Desde mi punto de vista, y sin negar la dimensión política de cualquier actuación sobre el sistema, los problemas fundamentales de la educación son de organización, incluso más que de financiación o de ideología. En general, se toman decisiones en función del debate ideológico, pero sin que nadie se atreva a atajar el fondo del problema, que es la mala organización. Estamos ante un nuevo modelo de sociedad que exige nuevas funciones al sistema educativo, y los propios agentes que participamos en él sabemos bien que deberíamos modificar profundamente nuestras metodologías y prácticas docentes. Sin embargo, y simultáneamente, nos resistimos al cambio organizativo necesario que, para empezar, exigiría más intensidad de trabajo docente y discente. Es decir, intentamos hacer encajar los nuevos modelos en viejos envases, que solemos calificar de “derechos adquiridos” y que no son otra cosa que malas costumbres. Existe una gran dificultad a la hora de juzgar cualquier nuevo sistema cultural a través de sus propios parámetros cuando la presencia de los modelos del pasado sigue imponiendo una visión que sólo subraya los riesgos de lo que acaba de llegar. Y ahí estamos encallados: empeñados en innovar pero usando viejas herramientas.

Aunque quizás no sea lo principal, las discusiones sobre horarios y calendarios son un buen ejemplo de esa resistencia a abandonar una mala organización escolar. Así, la implantación de la sexta hora en primaria nació de la obsoleta rivalidad ideológica entre escuela pública y privada, y no de un debate serio sobre la necesidad de mayor o menor cantidad de trabajo del alumno, ni de la valoración de las consecuencias no esperadas de la incorporación masiva y sin control de nuevo profesorado de baja formación, ni de su coste futuro. ¡Quién pudiera volver atrás! En cuanto a la semana blanca, una (otra) buena y valiente iniciativa del conseller Ernest Maragall, que nos acercaba a la racionalidad organizativa europea reduciendo el tiempo de vacaciones de verano, y que introducía un descanso razonable en marzo, también fue atacada ideológicamente. A pesar del alboroto, la respuesta que han  dado las familias a esta semana –como no podía ser de otra manera, similar a com resolvían la segunda semana de septiembre– da mucho que pensar sobre las resistencias al cambio y los falsos dramas que se anunciaron. Sólo hay que lamentar que Maragall se quedara a medias y no acabara también con las vacaciones móviles de Semana Santa, como ocurre en casi toda Europa.

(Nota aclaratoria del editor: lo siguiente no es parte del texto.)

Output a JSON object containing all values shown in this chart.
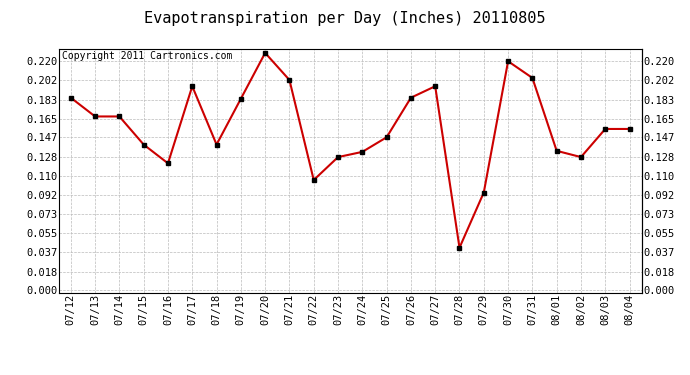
{
  "title": "Evapotranspiration per Day (Inches) 20110805",
  "copyright_text": "Copyright 2011 Cartronics.com",
  "dates": [
    "07/12",
    "07/13",
    "07/14",
    "07/15",
    "07/16",
    "07/17",
    "07/18",
    "07/19",
    "07/20",
    "07/21",
    "07/22",
    "07/23",
    "07/24",
    "07/25",
    "07/26",
    "07/27",
    "07/28",
    "07/29",
    "07/30",
    "07/31",
    "08/01",
    "08/02",
    "08/03",
    "08/04"
  ],
  "values": [
    0.185,
    0.167,
    0.167,
    0.14,
    0.122,
    0.196,
    0.14,
    0.184,
    0.228,
    0.202,
    0.106,
    0.128,
    0.133,
    0.147,
    0.185,
    0.196,
    0.041,
    0.094,
    0.22,
    0.204,
    0.134,
    0.128,
    0.155,
    0.155
  ],
  "line_color": "#cc0000",
  "marker": "s",
  "marker_size": 3,
  "marker_color": "#000000",
  "bg_color": "#ffffff",
  "grid_color": "#bbbbbb",
  "yticks": [
    0.0,
    0.018,
    0.037,
    0.055,
    0.073,
    0.092,
    0.11,
    0.128,
    0.147,
    0.165,
    0.183,
    0.202,
    0.22
  ],
  "ylim": [
    -0.002,
    0.232
  ],
  "title_fontsize": 11,
  "tick_fontsize": 7.5,
  "copyright_fontsize": 7
}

Y, en este orden de cosas, lo mismo puede decirse de la recuperación de los exá- menes de septiembre. Si llegan a restaurarse en secundaria, se tratará de una concesión fácil a la demagogia sobre “la cultura del esfuerzo”, decidida al margen de las nuevas metodologías docentes y de los estudios que demuestran su inutilidad práctica. El discurso sobre la cultura del esfuerzo, en educación, es la expresión retórica del sentimiento de impotencia que nace cuando, incapaces de reformar el sistema de manera eficaz, nos complacemos convirtiendo nuestra responsabilidad colectiva en fracaso individual moralmente culpable, como si el gran problema fuera tener que tratar con una sociedad de holgazanes. Ernest Maragall intentó cambiar las formas de organización escolar, y encontró una resistencia numantina, antes dispuesta al suicidio colectivo que a aceptar la necesaria reforma del sistema. Aún no es el momento de juzgar a la consellera Irene Rigau, aunque la tentación de apaciguar al sector más resistente al cambio podría suponer retrocesos graves en lo conseguido en la legislatura anterior.

En la universidad ocurre otro tanto. Acurrucados bajo grandes proclamas ideológicas, nos resistimos a los cambios organizativos necesarios que podrían justificar la inversión pública necesaria en educación superior. La que debería ser la institución innovadora por excelencia, muy probablemente, va a ser la última en aceptar –y de mala gana– las drásticas reformas necesarias para salvar un buen sistema universitario público. Pero lo último en progresismo universitario está en no cambiar nada. Hace pocos días, y a caballo de las resistencias en contra de una propuesta de cambio organizativo docente, un estudiante contestatario me escribía: “¿Y por qué no dejamos las cosas tal como están?”.